While Obama may think of himself as a bulwark against perpetual US war - and while his political adversaries consider him insufficiently martial - his actions tell a different story. Obama’s foreign-policy legacy is marked by escalating and then extending the Afghanistan war beyond his presidency; empowering the CIA and special-operations forces to strike on undeclared battlefields in Pakistan, Yemen, Somalia, and Libya; the 2011 Libya war; and now returning US warplanes to the skies above Iraq, and, soon, expanding their mission to eastern Syria.
Though Obama typically forswears conventional ground combat in his wars, a factor that tends to blunt congressional outrage, the new war Obama unveiled on Wednesday looks like a different test case.

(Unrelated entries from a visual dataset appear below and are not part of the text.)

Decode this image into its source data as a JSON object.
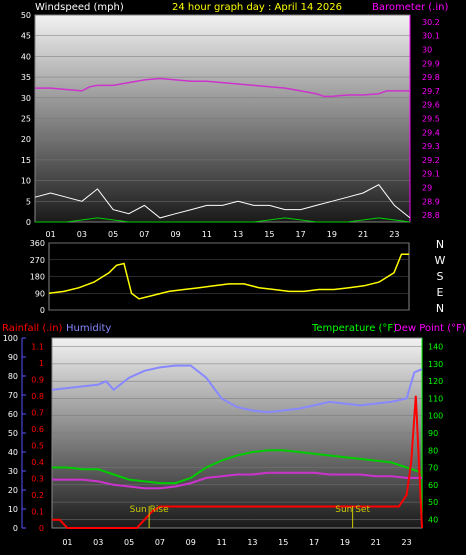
{
  "header": {
    "left_label": "Windspeed (mph)",
    "title": "24 hour graph day : April 14 2026",
    "right_label": "Barometer (.in)"
  },
  "colors": {
    "wind": "#ffffff",
    "gust": "#00cc00",
    "barometer": "#cc33cc",
    "direction": "#ffff00",
    "rain": "#ff0000",
    "humidity": "#8888ff",
    "temperature": "#00cc00",
    "dewpoint": "#cc33cc",
    "sun": "#cccc00",
    "right_axis": "#ff00ff",
    "bottom_right_axis": "#00ff00",
    "left_axis_rain": "#ff0000",
    "left_axis_hum": "#5555ff"
  },
  "hours": [
    "01",
    "03",
    "05",
    "07",
    "09",
    "11",
    "13",
    "15",
    "17",
    "19",
    "21",
    "23"
  ],
  "bottom": {
    "rain_label": "Rainfall (.in)",
    "humidity_label": "Humidity",
    "temp_label": "Temperature (°F)",
    "dew_label": "Dew Point (°F)",
    "sun_rise": "Sun Rise",
    "sun_set": "Sun Set"
  },
  "chart_data": [
    {
      "type": "line",
      "name": "wind-barometer",
      "y_left_ticks": [
        0,
        5,
        10,
        15,
        20,
        25,
        30,
        35,
        40,
        45,
        50
      ],
      "y_right_ticks": [
        "28.8",
        "28.9",
        "29",
        "29.1",
        "29.2",
        "29.3",
        "29.4",
        "29.5",
        "29.6",
        "29.7",
        "29.8",
        "29.9",
        "30",
        "30.1",
        "30.2"
      ],
      "ylim_left": [
        0,
        50
      ],
      "ylim_right": [
        28.75,
        30.25
      ],
      "xlim": [
        0,
        24
      ],
      "series": [
        {
          "key": "barometer",
          "x": [
            0,
            1,
            2,
            3,
            3.5,
            4,
            5,
            6,
            7,
            8,
            9,
            10,
            11,
            12,
            13,
            14,
            15,
            16,
            17,
            18,
            18.5,
            19,
            20,
            21,
            22,
            22.5,
            23,
            24
          ],
          "y": [
            29.72,
            29.72,
            29.71,
            29.7,
            29.73,
            29.74,
            29.74,
            29.76,
            29.78,
            29.79,
            29.78,
            29.77,
            29.77,
            29.76,
            29.75,
            29.74,
            29.73,
            29.72,
            29.7,
            29.68,
            29.66,
            29.66,
            29.67,
            29.67,
            29.68,
            29.7,
            29.7,
            29.7
          ]
        },
        {
          "key": "wind",
          "x": [
            0,
            1,
            2,
            3,
            4,
            5,
            6,
            7,
            8,
            9,
            10,
            11,
            12,
            13,
            14,
            15,
            16,
            17,
            18,
            19,
            20,
            21,
            22,
            23,
            24
          ],
          "y": [
            6,
            7,
            6,
            5,
            8,
            3,
            2,
            4,
            1,
            2,
            3,
            4,
            4,
            5,
            4,
            4,
            3,
            3,
            4,
            5,
            6,
            7,
            9,
            4,
            1
          ]
        },
        {
          "key": "gust",
          "x": [
            0,
            2,
            4,
            6,
            8,
            10,
            12,
            14,
            16,
            18,
            20,
            22,
            24
          ],
          "y": [
            0,
            0,
            1,
            0,
            0,
            0,
            0,
            0,
            1,
            0,
            0,
            1,
            0
          ]
        }
      ]
    },
    {
      "type": "line",
      "name": "wind-direction",
      "y_ticks": [
        0,
        90,
        180,
        270,
        360
      ],
      "y_right_labels": [
        "N",
        "W",
        "S",
        "E",
        "N"
      ],
      "ylim": [
        0,
        360
      ],
      "xlim": [
        0,
        24
      ],
      "series": [
        {
          "key": "direction",
          "x": [
            0,
            1,
            2,
            3,
            4,
            4.5,
            5,
            5.5,
            6,
            7,
            8,
            9,
            10,
            11,
            12,
            13,
            14,
            15,
            16,
            17,
            18,
            19,
            20,
            21,
            22,
            23,
            23.5,
            24
          ],
          "y": [
            90,
            100,
            120,
            150,
            200,
            240,
            250,
            90,
            60,
            80,
            100,
            110,
            120,
            130,
            140,
            140,
            120,
            110,
            100,
            100,
            110,
            110,
            120,
            130,
            150,
            200,
            300,
            300
          ]
        }
      ]
    },
    {
      "type": "line",
      "name": "temp-humidity-rain",
      "y_hum_ticks": [
        0,
        10,
        20,
        30,
        40,
        50,
        60,
        70,
        80,
        90,
        100
      ],
      "y_rain_ticks": [
        "0",
        "0.1",
        "0.2",
        "0.3",
        "0.4",
        "0.5",
        "0.6",
        "0.7",
        "0.8",
        "0.9",
        "1",
        "1.1"
      ],
      "y_temp_ticks": [
        40,
        50,
        60,
        70,
        80,
        90,
        100,
        110,
        120,
        130,
        140
      ],
      "ylim_temp": [
        35,
        145
      ],
      "ylim_rain": [
        0,
        1.15
      ],
      "xlim": [
        0,
        24
      ],
      "series": [
        {
          "key": "humidity",
          "x": [
            0,
            1,
            2,
            3,
            3.5,
            4,
            5,
            6,
            7,
            8,
            9,
            10,
            11,
            12,
            13,
            14,
            15,
            16,
            17,
            18,
            19,
            20,
            21,
            22,
            23,
            23.5,
            24
          ],
          "y": [
            115,
            116,
            117,
            118,
            120,
            115,
            122,
            126,
            128,
            129,
            129,
            122,
            110,
            105,
            103,
            102,
            103,
            104,
            106,
            108,
            107,
            106,
            107,
            108,
            110,
            125,
            127
          ]
        },
        {
          "key": "temperature",
          "x": [
            0,
            1,
            2,
            3,
            4,
            5,
            6,
            7,
            8,
            9,
            10,
            11,
            12,
            13,
            14,
            15,
            16,
            17,
            18,
            19,
            20,
            21,
            22,
            23,
            24
          ],
          "y": [
            70,
            70,
            69,
            69,
            66,
            63,
            62,
            61,
            61,
            64,
            70,
            74,
            77,
            79,
            80,
            80,
            79,
            78,
            77,
            76,
            75,
            74,
            73,
            70,
            67
          ]
        },
        {
          "key": "dewpoint",
          "x": [
            0,
            1,
            2,
            3,
            4,
            5,
            6,
            7,
            8,
            9,
            10,
            11,
            12,
            13,
            14,
            15,
            16,
            17,
            18,
            19,
            20,
            21,
            22,
            23,
            24
          ],
          "y": [
            63,
            63,
            63,
            62,
            60,
            59,
            58,
            58,
            59,
            61,
            64,
            65,
            66,
            66,
            67,
            67,
            67,
            67,
            66,
            66,
            66,
            65,
            65,
            64,
            64
          ]
        },
        {
          "key": "rain",
          "x": [
            0,
            0.5,
            1,
            5.5,
            6,
            6.5,
            7,
            22.5,
            23,
            23.3,
            23.6,
            24
          ],
          "y": [
            0.05,
            0.05,
            0,
            0,
            0.05,
            0.1,
            0.13,
            0.13,
            0.2,
            0.4,
            0.8,
            0
          ]
        }
      ],
      "annotations": [
        {
          "text_key": "sun_rise",
          "x": 6.3
        },
        {
          "text_key": "sun_set",
          "x": 19.5
        }
      ]
    }
  ]
}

His ostensible prohibition on US ground “combat” forces in Iraq elides the 1,100 ground troops he has ordered back into Iraq since June, a figure certain to expand once the US military revitalises training for its Iraqi counterparts and Syrian anti-Isis rebels. Administration officials anticipate a years-long war against the well-financed Isis, and any vote Congress will cast will come after it has begun, making legislative rejection unlikely. All that creates a precedent for future presidents: shoot first, ask permission later, if at all.
The American and global publics can reasonably ask what 13 years of US war have durably achieved. One answer, unlikely to have been anticipated by the architects, caretakers and practitioners of this conflict, is the hobbling of legislative restrictions on war enshrined in the constitution, and the expansion of a legal authority Obama said last year kept the country on an unacceptable footing of perpetual war.